We started with a list of services. This included both internal services owned by us and external services which could cause problems for our services if they went down. For our first few fire drills, we simply picked a random service and then had the owner come up with a hypothetical scenario. This worked well, but coming up with a hypothetical scenario on the spot could be difficult. So eventually, we created a Google sheet full of scenarios, and I built a Slack bot that reads the sheet and posts a random service and scenario right to our team dev channel.

When coming up with a scenario, the level of detail is up to you. You can keep it as simple as “The service needs to be restarted/rolled back”, “Check the logs” or “Check if the service is up”. Or you could run more complicated scenario, based on things that have actually happened to the service. I’d recommend the simpler case for any service that isn’t super mission critical. If a short outage of your service won’t bring everything to a halt, then keep it to surface level details. Your teammates only need enough knowledge of your service to begin debugging; everything else they can figure out if they need to.

Why we do them

Fire drills come with a few major benefits for our team. Done regularly, fire drills ensure that anyone on the team could handle the basic day to day administration of a service if all of its owners are on vacation. We’re not a large team, with only 5 devs and we’re split over several major areas. As a result, we sometimes can get pretty siloed, as everyone focuses on their own projects. Fire drills help to break that siloed behavior and to force us to learn more about each other’s services. Things like where a service lives, where it’s logs are, how to read those logs, who it’s primary users are and how to deploy it are things everyone on a team should know. Fortunately, the average fire drill involves several of these issues, so everyone gets a chance to learn.

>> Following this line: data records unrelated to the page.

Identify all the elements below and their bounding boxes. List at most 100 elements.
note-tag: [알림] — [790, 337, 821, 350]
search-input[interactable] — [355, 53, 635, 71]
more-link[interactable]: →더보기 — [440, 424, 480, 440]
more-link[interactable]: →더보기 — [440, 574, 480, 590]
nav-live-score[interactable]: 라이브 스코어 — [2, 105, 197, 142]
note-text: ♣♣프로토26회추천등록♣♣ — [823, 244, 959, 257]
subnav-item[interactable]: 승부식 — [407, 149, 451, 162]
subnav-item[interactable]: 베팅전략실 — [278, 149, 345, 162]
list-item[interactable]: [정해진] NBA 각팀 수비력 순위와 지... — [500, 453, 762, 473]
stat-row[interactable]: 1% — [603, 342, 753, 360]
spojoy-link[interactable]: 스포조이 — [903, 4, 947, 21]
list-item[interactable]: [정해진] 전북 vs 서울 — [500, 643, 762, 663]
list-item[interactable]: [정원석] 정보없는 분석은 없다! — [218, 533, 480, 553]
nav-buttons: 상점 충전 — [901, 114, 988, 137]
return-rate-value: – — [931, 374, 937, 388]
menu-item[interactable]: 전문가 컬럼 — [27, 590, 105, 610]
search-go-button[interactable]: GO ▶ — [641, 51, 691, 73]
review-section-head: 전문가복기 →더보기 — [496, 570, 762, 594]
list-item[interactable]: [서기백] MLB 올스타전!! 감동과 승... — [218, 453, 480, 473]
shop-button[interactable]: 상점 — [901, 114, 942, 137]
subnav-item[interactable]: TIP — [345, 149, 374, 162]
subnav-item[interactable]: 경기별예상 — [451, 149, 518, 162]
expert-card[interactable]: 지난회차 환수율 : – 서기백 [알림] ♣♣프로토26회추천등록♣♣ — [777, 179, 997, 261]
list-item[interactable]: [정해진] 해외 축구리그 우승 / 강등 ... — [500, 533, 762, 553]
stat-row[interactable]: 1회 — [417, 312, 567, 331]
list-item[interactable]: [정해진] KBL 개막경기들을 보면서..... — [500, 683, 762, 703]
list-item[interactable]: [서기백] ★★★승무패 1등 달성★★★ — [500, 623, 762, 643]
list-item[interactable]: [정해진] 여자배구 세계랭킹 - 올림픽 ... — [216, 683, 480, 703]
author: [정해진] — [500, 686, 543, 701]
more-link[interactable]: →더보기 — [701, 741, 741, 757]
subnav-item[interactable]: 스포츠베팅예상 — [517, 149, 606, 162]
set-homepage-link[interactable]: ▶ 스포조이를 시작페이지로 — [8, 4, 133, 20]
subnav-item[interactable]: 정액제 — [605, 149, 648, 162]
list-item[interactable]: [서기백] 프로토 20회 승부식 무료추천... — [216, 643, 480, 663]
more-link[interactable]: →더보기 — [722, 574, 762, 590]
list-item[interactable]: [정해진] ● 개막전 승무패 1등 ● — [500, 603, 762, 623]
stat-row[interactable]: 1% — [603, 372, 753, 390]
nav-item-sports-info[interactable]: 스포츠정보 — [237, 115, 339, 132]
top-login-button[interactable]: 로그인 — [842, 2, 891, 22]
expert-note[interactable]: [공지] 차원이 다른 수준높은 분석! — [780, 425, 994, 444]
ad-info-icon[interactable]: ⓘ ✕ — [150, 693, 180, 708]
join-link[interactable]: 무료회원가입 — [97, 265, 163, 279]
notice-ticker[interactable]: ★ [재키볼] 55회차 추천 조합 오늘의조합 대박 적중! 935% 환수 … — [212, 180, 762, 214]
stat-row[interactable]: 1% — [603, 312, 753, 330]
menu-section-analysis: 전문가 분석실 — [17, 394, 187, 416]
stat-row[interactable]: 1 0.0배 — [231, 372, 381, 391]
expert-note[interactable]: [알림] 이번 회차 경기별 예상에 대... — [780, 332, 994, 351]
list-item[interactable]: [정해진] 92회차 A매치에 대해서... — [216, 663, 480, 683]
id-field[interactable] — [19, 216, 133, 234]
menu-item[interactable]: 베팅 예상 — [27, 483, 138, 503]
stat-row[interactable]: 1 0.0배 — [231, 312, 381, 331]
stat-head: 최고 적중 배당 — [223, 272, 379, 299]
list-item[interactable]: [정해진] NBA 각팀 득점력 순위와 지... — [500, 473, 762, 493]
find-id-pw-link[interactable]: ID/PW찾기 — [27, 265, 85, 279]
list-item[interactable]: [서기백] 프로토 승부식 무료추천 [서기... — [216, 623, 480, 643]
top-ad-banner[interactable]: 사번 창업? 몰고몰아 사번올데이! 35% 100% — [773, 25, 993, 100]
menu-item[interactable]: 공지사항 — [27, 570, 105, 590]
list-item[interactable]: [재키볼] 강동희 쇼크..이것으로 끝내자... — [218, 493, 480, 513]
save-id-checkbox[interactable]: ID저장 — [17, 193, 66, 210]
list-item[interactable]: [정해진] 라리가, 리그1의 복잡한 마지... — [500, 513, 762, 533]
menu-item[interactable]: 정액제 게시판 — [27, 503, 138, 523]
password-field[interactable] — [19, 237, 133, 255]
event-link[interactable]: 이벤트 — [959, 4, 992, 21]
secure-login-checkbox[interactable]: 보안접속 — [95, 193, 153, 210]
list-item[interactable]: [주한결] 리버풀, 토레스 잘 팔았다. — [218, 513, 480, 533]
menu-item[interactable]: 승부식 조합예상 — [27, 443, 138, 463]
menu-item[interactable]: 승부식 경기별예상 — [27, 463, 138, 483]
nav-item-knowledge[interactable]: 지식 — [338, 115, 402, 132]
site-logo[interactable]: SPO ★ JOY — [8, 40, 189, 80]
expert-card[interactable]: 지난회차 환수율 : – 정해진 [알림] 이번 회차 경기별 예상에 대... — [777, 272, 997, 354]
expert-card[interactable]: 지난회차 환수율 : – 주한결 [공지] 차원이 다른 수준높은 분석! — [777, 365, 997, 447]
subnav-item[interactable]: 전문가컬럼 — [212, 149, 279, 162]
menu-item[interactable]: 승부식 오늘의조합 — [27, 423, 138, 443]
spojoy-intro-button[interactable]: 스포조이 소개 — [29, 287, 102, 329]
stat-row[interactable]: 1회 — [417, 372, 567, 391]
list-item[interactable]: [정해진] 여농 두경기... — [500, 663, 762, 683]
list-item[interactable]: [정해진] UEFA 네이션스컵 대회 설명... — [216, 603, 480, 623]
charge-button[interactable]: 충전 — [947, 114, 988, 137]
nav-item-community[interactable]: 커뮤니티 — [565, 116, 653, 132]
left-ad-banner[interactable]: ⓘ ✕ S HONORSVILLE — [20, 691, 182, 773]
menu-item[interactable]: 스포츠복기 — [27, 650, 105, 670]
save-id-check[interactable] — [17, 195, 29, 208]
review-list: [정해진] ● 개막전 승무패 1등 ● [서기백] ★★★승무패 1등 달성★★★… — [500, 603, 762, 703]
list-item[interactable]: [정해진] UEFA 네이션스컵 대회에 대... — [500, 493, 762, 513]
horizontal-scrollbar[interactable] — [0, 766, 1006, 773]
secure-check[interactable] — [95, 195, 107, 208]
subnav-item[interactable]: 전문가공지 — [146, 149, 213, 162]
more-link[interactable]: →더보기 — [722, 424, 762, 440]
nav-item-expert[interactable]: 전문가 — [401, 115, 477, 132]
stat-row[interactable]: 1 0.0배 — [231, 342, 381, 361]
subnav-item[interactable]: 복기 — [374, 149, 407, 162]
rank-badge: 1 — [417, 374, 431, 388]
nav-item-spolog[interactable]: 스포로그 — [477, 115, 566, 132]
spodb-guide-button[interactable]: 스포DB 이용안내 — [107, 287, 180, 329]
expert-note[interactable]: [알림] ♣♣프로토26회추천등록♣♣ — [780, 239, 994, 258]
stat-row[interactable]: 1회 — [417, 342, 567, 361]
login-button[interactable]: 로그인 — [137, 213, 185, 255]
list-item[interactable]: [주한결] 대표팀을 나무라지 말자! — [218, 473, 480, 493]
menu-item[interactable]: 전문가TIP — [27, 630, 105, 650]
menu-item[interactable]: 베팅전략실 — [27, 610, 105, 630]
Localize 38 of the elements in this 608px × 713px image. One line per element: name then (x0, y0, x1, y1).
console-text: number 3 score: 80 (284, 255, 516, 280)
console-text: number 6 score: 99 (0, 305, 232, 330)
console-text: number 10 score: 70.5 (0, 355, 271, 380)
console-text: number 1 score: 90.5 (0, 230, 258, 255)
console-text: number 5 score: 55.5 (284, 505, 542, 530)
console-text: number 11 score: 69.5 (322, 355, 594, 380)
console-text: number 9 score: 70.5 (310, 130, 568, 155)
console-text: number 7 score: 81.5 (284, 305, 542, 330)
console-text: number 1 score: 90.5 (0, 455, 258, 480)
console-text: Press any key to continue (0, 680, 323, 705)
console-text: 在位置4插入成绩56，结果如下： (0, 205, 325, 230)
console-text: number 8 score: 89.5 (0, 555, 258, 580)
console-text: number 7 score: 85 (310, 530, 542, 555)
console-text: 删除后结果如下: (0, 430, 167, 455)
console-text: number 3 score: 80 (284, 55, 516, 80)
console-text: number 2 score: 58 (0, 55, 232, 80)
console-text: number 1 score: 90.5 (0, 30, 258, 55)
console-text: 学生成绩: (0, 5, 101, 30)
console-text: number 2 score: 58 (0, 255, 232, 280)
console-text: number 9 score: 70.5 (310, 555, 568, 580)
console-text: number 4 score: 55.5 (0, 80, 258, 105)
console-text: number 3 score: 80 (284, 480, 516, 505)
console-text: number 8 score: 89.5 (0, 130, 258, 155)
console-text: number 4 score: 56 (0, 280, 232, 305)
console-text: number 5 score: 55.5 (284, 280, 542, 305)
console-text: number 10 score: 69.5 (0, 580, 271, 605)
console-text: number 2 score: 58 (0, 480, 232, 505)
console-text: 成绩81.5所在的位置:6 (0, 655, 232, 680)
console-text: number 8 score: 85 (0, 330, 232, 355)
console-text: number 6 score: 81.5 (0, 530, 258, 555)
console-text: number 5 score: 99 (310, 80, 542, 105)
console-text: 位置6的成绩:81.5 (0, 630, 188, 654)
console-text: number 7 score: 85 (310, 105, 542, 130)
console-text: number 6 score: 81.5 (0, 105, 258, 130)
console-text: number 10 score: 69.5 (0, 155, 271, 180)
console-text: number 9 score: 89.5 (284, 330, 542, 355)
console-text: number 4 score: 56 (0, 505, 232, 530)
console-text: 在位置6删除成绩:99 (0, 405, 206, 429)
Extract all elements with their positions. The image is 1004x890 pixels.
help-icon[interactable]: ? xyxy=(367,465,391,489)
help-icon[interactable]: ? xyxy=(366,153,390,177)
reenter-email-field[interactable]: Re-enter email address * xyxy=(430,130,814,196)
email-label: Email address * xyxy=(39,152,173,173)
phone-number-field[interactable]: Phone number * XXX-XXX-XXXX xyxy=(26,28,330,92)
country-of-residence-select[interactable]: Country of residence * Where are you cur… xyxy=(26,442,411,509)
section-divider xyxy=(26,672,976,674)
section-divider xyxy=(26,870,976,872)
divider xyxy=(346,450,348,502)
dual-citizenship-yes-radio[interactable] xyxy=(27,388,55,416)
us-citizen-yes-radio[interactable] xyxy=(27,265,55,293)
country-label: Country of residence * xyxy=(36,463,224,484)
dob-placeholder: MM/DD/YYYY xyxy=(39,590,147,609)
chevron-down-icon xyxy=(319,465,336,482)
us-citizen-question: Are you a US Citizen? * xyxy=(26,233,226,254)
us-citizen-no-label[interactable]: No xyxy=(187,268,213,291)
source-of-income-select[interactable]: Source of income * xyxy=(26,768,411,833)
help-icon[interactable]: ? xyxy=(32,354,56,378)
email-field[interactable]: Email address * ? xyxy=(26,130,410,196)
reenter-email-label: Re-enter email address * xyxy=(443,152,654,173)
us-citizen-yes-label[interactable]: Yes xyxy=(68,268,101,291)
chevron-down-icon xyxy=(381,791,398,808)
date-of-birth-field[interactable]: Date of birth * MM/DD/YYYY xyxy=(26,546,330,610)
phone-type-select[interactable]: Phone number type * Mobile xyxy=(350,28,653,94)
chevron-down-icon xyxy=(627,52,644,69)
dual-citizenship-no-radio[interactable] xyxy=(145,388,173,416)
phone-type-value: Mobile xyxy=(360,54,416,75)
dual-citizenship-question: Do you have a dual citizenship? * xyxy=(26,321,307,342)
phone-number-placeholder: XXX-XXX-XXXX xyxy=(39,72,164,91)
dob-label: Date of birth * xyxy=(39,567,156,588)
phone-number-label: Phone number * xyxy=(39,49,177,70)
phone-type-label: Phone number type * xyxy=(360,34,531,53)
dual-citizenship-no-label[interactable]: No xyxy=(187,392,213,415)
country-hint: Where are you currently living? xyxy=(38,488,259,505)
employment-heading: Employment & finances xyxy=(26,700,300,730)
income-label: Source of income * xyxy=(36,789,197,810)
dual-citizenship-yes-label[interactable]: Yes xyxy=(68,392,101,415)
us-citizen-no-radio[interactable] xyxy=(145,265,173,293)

Fire drills also force us to re-examine our documentation. It’s always a little embarrassing as a project owner to have to admit that everything the team just did was wrong because your documentation is several months out of date, so they naturally encourage you to make sure your docs are current. They help to point out confusing phrasing too. If it’s slowing the team down in a fire drill, it’s a good idea to reword it. And they make sure that all of the docs are easy to find and in one place. If they aren’t, the team is going to get frustrated very quickly.